Aku berusaha berjalan di lorong yang sempit itu.
“Maaf ya, Mbak..rumahnya lagi berantakan”, kata si
bapak pemilik rumah
“Ngga pa-pa, Pak”, kataku sambil sedikit tersenyum
Pada kenyataannya, aku yakin rumah itu memang sangat
berantakan dan ngga bisa diperbaiki – dalam artian dibereskan. Gimana engga,
bahkan di lantai tempat aku berjalan terhampar barang-barang bekas yang seakan sayang
untuk dibuang. Boneka rusak, kursi bekas, tumpukan kertas, dan entah apa lagi.
Entah tata ruang apa yang dianut oleh pemilik rumah ini, sampai-sampai dari
pintu masuk pun wujudnya sudah berupa lorong-lorong.
Rumah itu agak gelap. Aku menunduk sedikit untuk
melihat, tiba-tiba gigiku membentur sesuatu....tangkai sendok, yang teronggok
di atas piring bekas dipakai makan. Dalam hati aku bertanya sudah berapa lama
piring bekas pakai itu diletakkan disana
Inilah liputanku yang selanjutnya: Kepadatan Penduduk.

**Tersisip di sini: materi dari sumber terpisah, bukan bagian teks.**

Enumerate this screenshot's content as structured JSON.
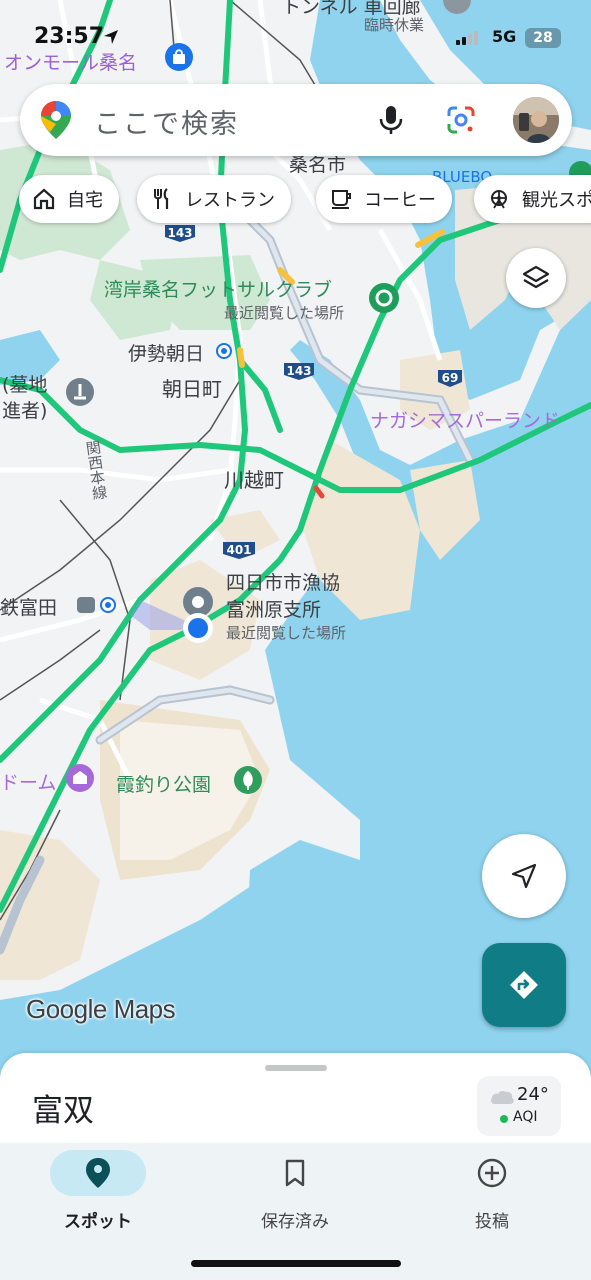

Terinspirasi dari Bonus Demografi yang dialami Indonesia per 2010, aku ingin
melihat seperti apa sebenarnya hidup di lingkungan dengan jumlah penduduk yang
sudah tidak ideal. Dan lokasi yang paling tepat untuk mengamatinya adalah:
Kecamatan Tambora. Kecamatan ini dinobatkan sebagai wilayah terpadat se-Asia
Tenggara. Rumahnya berdempetan nyaris tanpa sela. Jalan di gang-gang sempit
yang lebarnya hanya berkisar 1 meter. Bahkan untuk pertama kalinya, bisa
melihat selokan yang lebarnya ngga sampe sejengkal tangan, alias
15cm...ck...ck...ck...
Rumah yang
kudatangi ternyata ditinggali oleh empat keluarga yang masih berhubungan satu
darah. Alhasil rumah kecil itu pun dibagi menjadi beberapa bilik, meskipun
akhirya menghasilkan gang-gang sempit dalam rumah beserta dengan perabotan using
yang campur aduk. Dan rumah ini hanyalah satu gambaran dari sekian banyak rumah
di kecamatan Tambora.
Aku terheran-heran,
bagaimana mungkin masih ada orang yang mau tinggal di lingkungan seperti itu.
Tapi keberadaan mereka yang bahkan telah tinggal di sana puluhan tahun adalah
bukti. Bahkan kontrakan yang kunilai tidak layak pun nyaris ngga pernah sepi
peminat. Rata-rata para pengontrak adalah buruh konveksi, satpam, dan supir. Hidup
keras Jakarta membawa mereka tinggal disana. Satu bilik atau ruang yang
lebarnya sekitar 2,5 x 2,5 m2 pun dihuni oleh 3-4 orang, demi penghematan. Tidur
pun akhirnya berhimpitan satu sama lain.
Ngga jarang
dari mereka yang tidur dengan suatu sistem. Jika 2 orang pergi kerja di siang
hari, maka 2 lainnya akan tidur di ruangan. Saat malam tiba, maka tidur pun
bergantian. Hal tersebut tidak hanya lumrah bagi para bujangan, tapi juga bagi
pengontrak berkeluarga. Jangan heran jika tengah malam masih bisa melihat
bocah-bocah berkeliaran di gang-gang, atau bahkan tidur di depan siskamling. Itu
pertanda bilik sedang dipakai orang tuanya untuk istirahat sehabis kerja
seharian.
Setiap kali
pulang sehabis liputan di tempat itu, aku masih selalu termangu dan berpikir keras. Adakah rasa
kekeluargaan yang membuat mereka sulit meninggalkan kecamatan Tambora. Seiap
kali menyusuri gang demi gang, sapaan terhadap ketua RT, RW, atau Lurah selalu
terucap dari mulut para warga. Suasana kedaerahan yang sangat sulit ditemukan
di tengah kota Jakarta yang individualis.
Adakah
kecamatan Tambora yang menjadi lokasi pengancam keselamatan jiwa – karena seringnya
menjadi langganan kebakaran – justru menyediakan perasaan dihargai sebagai
manusia, meskipun lokasi tempat tinggal mereka sendiri tidak cukup manusiawi??